Earlier the day, as freezing rain fell across the Kansas City area, commuters and road crews around the metro were hampered, including at KCI airport, while power outages were reported and schools closed by the dozens.
Earlier in the day, KCP&L reported about more than 60 outages affecting more than 3,300 customers in the metro. According to the company’s outage map. By 2:45 p.m., at least 56 outages remained with more than 600 affected. The company said on its Twitter account that crews were out making repairs to restore service in these areas.
Most major school districts canceled classes on Tuesday, including in Kansas City, Johnson County, Lee’s Summit, Kansas City, Kan., and school districts in the Northland. The University of Missouri-Kansas City announced it would close its campus at 10:30 a.m. Tuesday (too late to catch some students before they drove to school) and classes and activities for the rest of the day also have been canceled.
At KCI, Southwest Airlines canceled nearly all flights before 1 p.m. Tuesday, and American and United have canceled some as well. Several others have been delayed. Travelers can check flykci.com for flight information.
Kansas City Aviation Department crews were out Tuesday morning treating the runways with specialized deicing chemicals at the airport, according to Joe McBride with the aviation department.
The Kansas Highway Patrol reported multiple accidents but a public information officer was not available before noon Tuesday to provide information on those locations.
The Kansas Department of Transportation said crews had plowed areas of sleet and ice and had treated all the major highways on the Kansas side of the metro area with salt.
“We’ve got the main lines plowed and salt down,” said spokeswoman Laurie Arellano. “Drivers are seeing wet roads, which means the salt is effective.”
She said crews will be out all day and into the evening, checking for re-icing and plowing any areas of icy buildup. She also noted traffic was fairly light because many people were staying home, helping to keep the roads safer.

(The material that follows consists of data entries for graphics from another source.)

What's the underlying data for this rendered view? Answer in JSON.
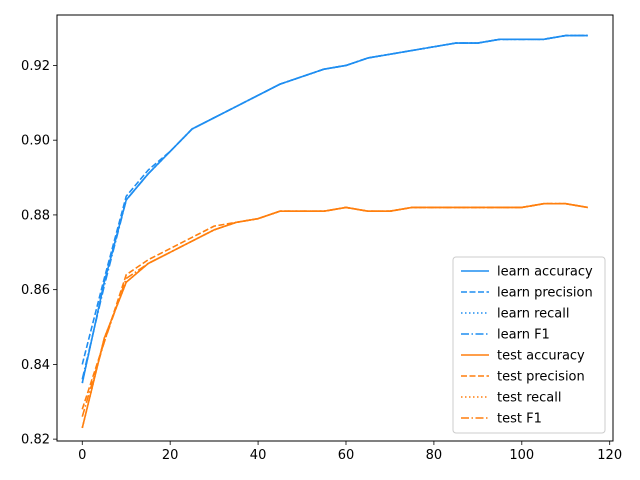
{
  "chart_data": {
    "type": "line",
    "title": "",
    "xlabel": "",
    "ylabel": "",
    "xlim": [
      -5.75,
      120.75
    ],
    "ylim": [
      0.8195,
      0.9335
    ],
    "xticks": [
      0,
      20,
      40,
      60,
      80,
      100,
      120
    ],
    "xtick_labels": [
      "0",
      "20",
      "40",
      "60",
      "80",
      "100",
      "120"
    ],
    "yticks": [
      0.82,
      0.84,
      0.86,
      0.88,
      0.9,
      0.92
    ],
    "ytick_labels": [
      "0.82",
      "0.84",
      "0.86",
      "0.88",
      "0.90",
      "0.92"
    ],
    "grid": false,
    "legend_position": "lower-right",
    "colors": {
      "learn": "#1f8ef1",
      "test": "#ff7f0e"
    },
    "x": [
      0,
      5,
      10,
      15,
      20,
      25,
      30,
      35,
      40,
      45,
      50,
      55,
      60,
      65,
      70,
      75,
      80,
      85,
      90,
      95,
      100,
      105,
      110,
      115
    ],
    "series": [
      {
        "name": "learn accuracy",
        "group": "learn",
        "dash": "solid",
        "values": [
          0.835,
          0.862,
          0.884,
          0.891,
          0.897,
          0.903,
          0.906,
          0.909,
          0.912,
          0.915,
          0.917,
          0.919,
          0.92,
          0.922,
          0.923,
          0.924,
          0.925,
          0.926,
          0.926,
          0.927,
          0.927,
          0.927,
          0.928,
          0.928
        ]
      },
      {
        "name": "learn precision",
        "group": "learn",
        "dash": "dashed",
        "values": [
          0.84,
          0.863,
          0.885,
          0.892,
          0.897,
          0.903,
          0.906,
          0.909,
          0.912,
          0.915,
          0.917,
          0.919,
          0.92,
          0.922,
          0.923,
          0.924,
          0.925,
          0.926,
          0.926,
          0.927,
          0.927,
          0.927,
          0.928,
          0.928
        ]
      },
      {
        "name": "learn recall",
        "group": "learn",
        "dash": "dotted",
        "values": [
          0.835,
          0.862,
          0.884,
          0.891,
          0.897,
          0.903,
          0.906,
          0.909,
          0.912,
          0.915,
          0.917,
          0.919,
          0.92,
          0.922,
          0.923,
          0.924,
          0.925,
          0.926,
          0.926,
          0.927,
          0.927,
          0.927,
          0.928,
          0.928
        ]
      },
      {
        "name": "learn F1",
        "group": "learn",
        "dash": "dashdot",
        "values": [
          0.836,
          0.861,
          0.884,
          0.891,
          0.897,
          0.903,
          0.906,
          0.909,
          0.912,
          0.915,
          0.917,
          0.919,
          0.92,
          0.922,
          0.923,
          0.924,
          0.925,
          0.926,
          0.926,
          0.927,
          0.927,
          0.927,
          0.928,
          0.928
        ]
      },
      {
        "name": "test accuracy",
        "group": "test",
        "dash": "solid",
        "values": [
          0.823,
          0.847,
          0.862,
          0.867,
          0.87,
          0.873,
          0.876,
          0.878,
          0.879,
          0.881,
          0.881,
          0.881,
          0.882,
          0.881,
          0.881,
          0.882,
          0.882,
          0.882,
          0.882,
          0.882,
          0.882,
          0.883,
          0.883,
          0.882
        ]
      },
      {
        "name": "test precision",
        "group": "test",
        "dash": "dashed",
        "values": [
          0.828,
          0.846,
          0.864,
          0.868,
          0.871,
          0.874,
          0.877,
          0.878,
          0.879,
          0.881,
          0.881,
          0.881,
          0.882,
          0.881,
          0.881,
          0.882,
          0.882,
          0.882,
          0.882,
          0.882,
          0.882,
          0.883,
          0.883,
          0.882
        ]
      },
      {
        "name": "test recall",
        "group": "test",
        "dash": "dotted",
        "values": [
          0.823,
          0.847,
          0.862,
          0.867,
          0.87,
          0.873,
          0.876,
          0.878,
          0.879,
          0.881,
          0.881,
          0.881,
          0.882,
          0.881,
          0.881,
          0.882,
          0.882,
          0.882,
          0.882,
          0.882,
          0.882,
          0.883,
          0.883,
          0.882
        ]
      },
      {
        "name": "test F1",
        "group": "test",
        "dash": "dashdot",
        "values": [
          0.826,
          0.846,
          0.863,
          0.867,
          0.87,
          0.873,
          0.876,
          0.878,
          0.879,
          0.881,
          0.881,
          0.881,
          0.882,
          0.881,
          0.881,
          0.882,
          0.882,
          0.882,
          0.882,
          0.882,
          0.882,
          0.883,
          0.883,
          0.882
        ]
      }
    ]
  }
}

Sean Reilly, city spokesman for Overland Park, said road crews reported to work at 4 a.m. Tuesday, but at that time, temperatures were above freezing. They saw that the forecast was calling for heavy rain in the early morning hours so they held off treating the roads since the rain would just wash it away.
Reilly said they don’t generally treat roads during morning rush hour, but they did start the work at 8 a.m. and would continue throughout the day.
He said this type of storm is challenging, since it involved spurts of rain and then freezing rain, which can impede the treatments.
“This is a difficult storm to work,” Reilly said.
Kansas City crews also struggled to stay ahead of the icy buildup on roadways, especially on residential streets.
Public Works spokeswoman Beth Breitenstein said crews started out at 8 a.m. but spurts of rain throughout the morning washed off the salt they had put down. She said some treated surfaces refroze with the additional precipitation and falling temperatures.
She said crews were trying to get back to those refreezing areas Tuesday afternoon as the precipitation let up. But falling temperatures created new challenges, and Breitenstein said motorists should be very aware of the risk for refreezing into the night.
Breitenstein said some plows were out on major Kansas City arterials to plow any accumulating slush. But some residents complained that no plows were evident in the residential areas that were also quite icy and treacherous.
The Kansas City district of the Missouri Department of Transportation reported in a tweet that crews were out treating elevated areas with rock salt.
The Missouri Highway Patrol responded to at least six accidents in the morning. No injuries were reported but officials urged motorists to be careful. The icy road conditions also caused at least six accidents in Platte County.
Chris Bowman, a National Weather Service meteorologist in the Pleasant Hill office, said early Tuesday the intensity of rain was coming through eastern Kansas early Tuesday and heading toward the Kansas City area.
“What we’re seeing out to the west out in Kansas are conditions that are starting to deteriorate on the roads and that’s all moving this way with rain and even some embedded thunderstorms,” Bowman said.
In the metropolitan Kansas City area, the weather service said the northwest part of the metro may see up to three-tenths of an inch of ice and possibly less on the southeastern side due to temperatures lingering at around freezing, Bowman said.
MoDOT and the National Weather Service are encouraging people to drive with caution.
“There could be slick spots out there even with MoDOT and KDOT treating the roads. Just slow down, that’s really the biggest thing,” Bowman said. “Slow down and leave some extra time to get to work.”